J Biol Chem. 1998 Aug 28;273(35):22589-94. doi: 10.1074/jbc.273.35.22589.
TFIIS is a general transcription elongation factor that helps arrested RNA polymerase II elongation complexes resume transcription. We have previously shown that yeast TFIIS (yTFIIS) comprises three structural domains (I-III). The three-dimensional structures of domain II and part of domain III have been previously reported, but neither domain can autonomously stimulate transcription elongation. Here we report the NMR structural analysis of residues 131-309 of yTFIIS which retains full activity and contains all of domains II and III. We confirm that the structure of domain II in the context of fully active yTFIIS is the same as that determined previously for a shorter construct. We have determined the structure of the C-terminal zinc ribbon domain of active yTFIIS and shown that it is similar to that reported for a shorter construct of human TFIIS. The region linking domain II with the zinc ribbon of domain III appears to be conformationally flexible and does not adopt a single defined tertiary structure. NMR analysis of inactive mutants of yTFIIS support a role for the linker region in interactions with the transcription elongation complex.
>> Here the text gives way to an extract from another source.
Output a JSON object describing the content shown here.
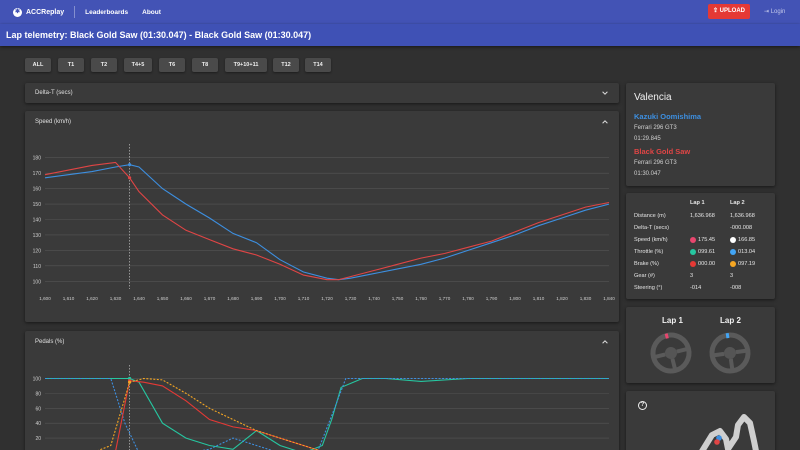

TFIIS是一种通用转录延伸因子,可帮助停滞的RNA聚合酶II延伸复合物恢复转录。我们之前已经表明,酵母TFIIS(yTFIIS)由三个结构域(I-III)组成。结构域II和结构域III的一部分的三维结构先前已有报道,但这两个结构域都不能自主刺激转录延伸。在此,我们报告了yTFIIS中131-309位残基的核磁共振结构分析,该区域保留了全部活性,并且包含所有的结构域II和结构域III。我们证实,在完全活性的yTFIIS背景下,结构域II的结构与先前针对较短构建体所确定的结构相同。我们已经确定了活性yTFIIS的C端锌带结构域的结构,并表明它与报道的人TFIIS较短构建体的结构相似。连接结构域II与结构域III锌带的区域似乎在构象上具有灵活性,并且不采用单一确定的三级结构。yTFIIS无活性突变体的核磁共振分析支持连接区域在与转录延伸复合物相互作用中的作用。